I surmise this is another situation where private companies profit more than they should and the public pays more than it should. But exact details are hidden. As is common with public private partnerships, the public knows little more than the cash outflows can be staggering.
This listing does not include all public payments benefiting the Quebec based company that is so popular with politicians and senior civil servants across the country. One example is PROTRANS BC, a subsidiary of SNC-Lavalin Inc. that is the private operator of the Canada Line,
SNC-Lavalin tells investors its affiliate InPower BC is highly profitable. BC Hydro supposedly believes the arrangement for this relatively small Vancouver Island facility is appropriate. But having entered into a long term deal to pay In-Power, BC Hydro now will spend a huge sum to rebuild the dam that serves In-Power’s John Hart Power Station. SNC-Lavalin will collect major fees for this new construction project, as it does on other BC megaprojects.
In other private power arrangements made with BC Hydro, initial, politically connected contractors flipped the deals for quick wins.

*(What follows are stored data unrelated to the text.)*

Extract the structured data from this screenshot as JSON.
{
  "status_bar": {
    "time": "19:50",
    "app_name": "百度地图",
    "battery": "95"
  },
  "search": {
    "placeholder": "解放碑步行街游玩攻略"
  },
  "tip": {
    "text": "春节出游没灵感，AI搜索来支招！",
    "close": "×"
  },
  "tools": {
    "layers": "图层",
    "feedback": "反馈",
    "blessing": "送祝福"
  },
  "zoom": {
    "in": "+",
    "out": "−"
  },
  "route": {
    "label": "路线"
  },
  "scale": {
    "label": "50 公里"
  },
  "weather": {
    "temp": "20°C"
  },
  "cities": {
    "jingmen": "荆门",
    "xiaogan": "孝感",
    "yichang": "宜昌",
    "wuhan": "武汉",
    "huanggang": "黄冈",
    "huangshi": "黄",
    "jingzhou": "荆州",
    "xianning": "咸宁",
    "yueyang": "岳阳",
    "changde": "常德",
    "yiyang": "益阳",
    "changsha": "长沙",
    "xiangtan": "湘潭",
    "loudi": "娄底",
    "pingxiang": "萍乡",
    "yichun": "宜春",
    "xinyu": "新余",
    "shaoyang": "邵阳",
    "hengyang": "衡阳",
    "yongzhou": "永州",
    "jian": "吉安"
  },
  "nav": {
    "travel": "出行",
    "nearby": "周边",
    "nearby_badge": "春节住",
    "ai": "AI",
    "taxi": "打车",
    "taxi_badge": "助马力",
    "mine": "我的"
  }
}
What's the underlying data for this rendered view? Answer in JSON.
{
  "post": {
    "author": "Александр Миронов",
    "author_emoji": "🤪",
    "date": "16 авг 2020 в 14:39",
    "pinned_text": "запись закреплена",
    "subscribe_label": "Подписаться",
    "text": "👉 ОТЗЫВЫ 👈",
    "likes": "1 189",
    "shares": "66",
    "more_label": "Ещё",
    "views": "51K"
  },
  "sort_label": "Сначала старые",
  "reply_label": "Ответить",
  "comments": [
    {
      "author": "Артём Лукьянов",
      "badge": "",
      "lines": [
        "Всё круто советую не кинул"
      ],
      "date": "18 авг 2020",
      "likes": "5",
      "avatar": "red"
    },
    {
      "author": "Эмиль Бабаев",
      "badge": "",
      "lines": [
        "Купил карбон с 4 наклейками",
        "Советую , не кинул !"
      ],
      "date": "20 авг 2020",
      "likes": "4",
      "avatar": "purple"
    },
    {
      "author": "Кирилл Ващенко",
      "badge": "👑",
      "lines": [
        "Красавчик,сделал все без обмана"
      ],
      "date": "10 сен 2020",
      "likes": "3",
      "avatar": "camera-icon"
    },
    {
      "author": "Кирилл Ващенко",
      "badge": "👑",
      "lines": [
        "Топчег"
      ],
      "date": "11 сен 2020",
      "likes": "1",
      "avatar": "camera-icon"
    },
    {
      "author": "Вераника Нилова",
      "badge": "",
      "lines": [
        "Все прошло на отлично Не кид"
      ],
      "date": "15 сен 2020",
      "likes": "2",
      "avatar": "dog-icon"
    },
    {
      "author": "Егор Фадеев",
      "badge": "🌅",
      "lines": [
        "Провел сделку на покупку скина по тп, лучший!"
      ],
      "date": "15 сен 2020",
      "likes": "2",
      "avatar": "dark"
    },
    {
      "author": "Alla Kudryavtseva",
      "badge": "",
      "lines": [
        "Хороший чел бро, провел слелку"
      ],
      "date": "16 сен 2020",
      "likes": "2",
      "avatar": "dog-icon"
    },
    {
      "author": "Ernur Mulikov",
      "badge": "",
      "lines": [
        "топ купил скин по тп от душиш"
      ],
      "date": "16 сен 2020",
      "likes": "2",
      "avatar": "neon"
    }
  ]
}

According to business media, SNC-Lavalin sold 80% of InPower BC even before it was fully operational:
SNC-Lavalin holds a 20% interest in InPower BC, which was launched in 2017. The initial closing of the first four assets took place on September 27, 2017, and the transfer of a fifth asset was completed on June 28, 2018.
Were BC Hydro operated for the benefit of citizens and ratepayers, it would seek out the lowest cost supplies of electricity. Because it is not, we get deals for the most expensive power produced anywhere.
Horgan’s BC NDP presented an appealing energy policy to the public before taking power in 2017. Note paragraph 3 where they spoke of Revelstoke Unit 6. Forty-five percent of the capacity of Site C for three percent of the cost. In the end, that spending efficiency did not appeal to empire builders enjoying high priced employment at BC Hydro.
At 138 MW, the John Hart generating capacity is one-eighth the capacity of Site C. In 2003, BC Hydro estimated a new John Hart powerhouse would cost $210 million ($271 million in 2018 dollars). When completed, it was said to be a $1.093 billion project, which is four times the original estimate.
If the $822 million estimate for a new John Hart dam increases by only 50%, the capital cost per megawatt of capacity of the Campbell River facility would be extraordinary.